Below you will find a brief overview of the types of problems that OR-Tools solves, and links to the sections in this guide that explain how to solve each problem type.

### Linear optimization

As you learned in the previous section, a linear optimization problem is one in which the objective function and the constraints linear expressions in the variables. The primary solver in OR-Tools for this type of problem is the linear optimization solver, which is actually a wrapper for several different libraries for linear and mixed-integer optimization, including third-party libraries.
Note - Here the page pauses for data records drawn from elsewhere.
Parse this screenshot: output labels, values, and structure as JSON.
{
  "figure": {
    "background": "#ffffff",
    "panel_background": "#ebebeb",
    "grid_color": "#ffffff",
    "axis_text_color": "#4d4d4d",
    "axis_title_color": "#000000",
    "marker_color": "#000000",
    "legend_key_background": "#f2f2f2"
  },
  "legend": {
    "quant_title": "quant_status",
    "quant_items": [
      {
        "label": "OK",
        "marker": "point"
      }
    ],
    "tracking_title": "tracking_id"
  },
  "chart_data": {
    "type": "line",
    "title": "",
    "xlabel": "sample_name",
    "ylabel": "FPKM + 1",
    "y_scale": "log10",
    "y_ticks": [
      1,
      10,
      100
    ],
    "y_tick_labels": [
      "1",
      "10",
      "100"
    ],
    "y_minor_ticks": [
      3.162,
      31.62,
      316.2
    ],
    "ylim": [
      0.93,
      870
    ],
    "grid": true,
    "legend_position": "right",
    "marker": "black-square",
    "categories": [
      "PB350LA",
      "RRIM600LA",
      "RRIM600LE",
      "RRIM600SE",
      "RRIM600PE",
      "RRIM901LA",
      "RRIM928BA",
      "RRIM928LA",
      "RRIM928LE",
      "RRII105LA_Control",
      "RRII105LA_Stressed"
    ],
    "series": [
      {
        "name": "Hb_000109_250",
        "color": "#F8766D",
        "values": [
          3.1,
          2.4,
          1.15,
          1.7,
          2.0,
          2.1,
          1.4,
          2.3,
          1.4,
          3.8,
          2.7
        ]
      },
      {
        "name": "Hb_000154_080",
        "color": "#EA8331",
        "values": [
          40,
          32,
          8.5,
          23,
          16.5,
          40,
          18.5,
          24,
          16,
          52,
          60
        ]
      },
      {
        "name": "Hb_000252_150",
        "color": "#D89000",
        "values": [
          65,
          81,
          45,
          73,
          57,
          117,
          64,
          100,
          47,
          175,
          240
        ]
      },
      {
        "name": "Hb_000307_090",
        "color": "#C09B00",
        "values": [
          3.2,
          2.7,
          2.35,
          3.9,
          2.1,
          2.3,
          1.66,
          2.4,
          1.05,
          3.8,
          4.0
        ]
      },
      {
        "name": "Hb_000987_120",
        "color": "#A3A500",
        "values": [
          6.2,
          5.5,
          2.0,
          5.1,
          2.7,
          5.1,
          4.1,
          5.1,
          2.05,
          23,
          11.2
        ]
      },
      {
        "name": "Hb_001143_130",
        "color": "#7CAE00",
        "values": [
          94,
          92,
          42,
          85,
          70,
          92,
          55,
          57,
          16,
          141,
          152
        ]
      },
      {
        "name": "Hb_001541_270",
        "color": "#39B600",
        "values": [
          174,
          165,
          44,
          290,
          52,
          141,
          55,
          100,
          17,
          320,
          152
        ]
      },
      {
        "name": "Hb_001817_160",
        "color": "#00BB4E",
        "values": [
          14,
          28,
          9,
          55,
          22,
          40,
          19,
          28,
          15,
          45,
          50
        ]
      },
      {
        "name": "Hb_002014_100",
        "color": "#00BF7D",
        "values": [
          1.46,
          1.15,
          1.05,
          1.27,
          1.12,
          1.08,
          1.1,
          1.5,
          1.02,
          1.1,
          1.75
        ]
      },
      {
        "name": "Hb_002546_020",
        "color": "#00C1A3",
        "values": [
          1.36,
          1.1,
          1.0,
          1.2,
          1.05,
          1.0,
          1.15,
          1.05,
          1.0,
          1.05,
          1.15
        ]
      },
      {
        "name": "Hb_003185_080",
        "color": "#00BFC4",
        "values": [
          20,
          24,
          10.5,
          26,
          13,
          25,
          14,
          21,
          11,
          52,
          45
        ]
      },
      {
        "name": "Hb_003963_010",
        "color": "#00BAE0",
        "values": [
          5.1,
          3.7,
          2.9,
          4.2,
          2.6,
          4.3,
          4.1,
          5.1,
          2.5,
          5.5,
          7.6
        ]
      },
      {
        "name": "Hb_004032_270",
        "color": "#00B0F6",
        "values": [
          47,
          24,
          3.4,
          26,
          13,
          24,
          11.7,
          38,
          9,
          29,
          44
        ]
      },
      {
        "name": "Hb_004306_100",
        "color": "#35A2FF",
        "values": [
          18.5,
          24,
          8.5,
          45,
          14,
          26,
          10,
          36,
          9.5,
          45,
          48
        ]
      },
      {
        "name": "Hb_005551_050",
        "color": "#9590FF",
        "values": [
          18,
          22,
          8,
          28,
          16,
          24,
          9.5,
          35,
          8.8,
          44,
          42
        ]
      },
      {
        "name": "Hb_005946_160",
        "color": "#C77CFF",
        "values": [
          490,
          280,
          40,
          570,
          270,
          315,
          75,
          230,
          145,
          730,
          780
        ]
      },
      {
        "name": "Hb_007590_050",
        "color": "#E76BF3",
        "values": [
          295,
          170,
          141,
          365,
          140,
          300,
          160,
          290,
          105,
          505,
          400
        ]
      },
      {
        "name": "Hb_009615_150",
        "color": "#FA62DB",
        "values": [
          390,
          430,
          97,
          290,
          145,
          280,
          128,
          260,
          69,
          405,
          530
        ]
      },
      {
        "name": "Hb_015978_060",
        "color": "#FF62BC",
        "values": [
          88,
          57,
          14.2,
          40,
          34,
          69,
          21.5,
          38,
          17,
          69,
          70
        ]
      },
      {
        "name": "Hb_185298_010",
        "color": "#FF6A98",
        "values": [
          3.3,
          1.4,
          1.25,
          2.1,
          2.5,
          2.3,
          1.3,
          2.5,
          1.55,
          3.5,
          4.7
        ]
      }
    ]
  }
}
### Mixed-integer optimization

A mixed integer optimization problem is one in which some or all of the variables are required to be integers. An example is the assignment problem, in which a group of workers needs be assigned to a set of tasks. For each worker and task, you define a variable whose value is 1 if the given worker is assigned to the given task, and 0 otherwise. In this case, the variables can only take on the values 0 or 1.

### Bin packing

Bin packing is the problem of packing a set of objects of different sizes into containers with different capacities. The goal is to pack as many of the objects as possible, subject to the capacities of the containers. A special case of this is the knapsack problem, in which there is just one container.

### Network flows

Many optimization problems can be represented by a directed graph consisting of nodes and directed arcs between them. For example, transportation problems, in which goods are shipped across a railway network, can be represented by a graph in which the arcs are rail lines and the nodes are distribution centers. In the maximum flow problem, each arc has a maximum capacity that can be transported across it. The problem is to assign the amount of goods to be shipped across each arc so that the total quantity being transported is as large as possible.

### Assignment

Assignment problems involve assigning a group of agents (say, workers or machines) to a set of tasks, where there is a fixed cost for assigning each agent to a specific task. The problem is to find the assignment with the least total cost. Assignment problems are actually a special case of network flow problems.

### Scheduling

Scheduling problems involve assigning resources to perform a set of tasks at specific times. An important example is the job shop problem, in which multiple jobs are processed on several machines. Each job consists of a sequence of tasks, which must be performed in a given order, and each task must be processed on a specific machine. The problem is to assign a schedule so that all jobs are completed in as short an interval of time as possible.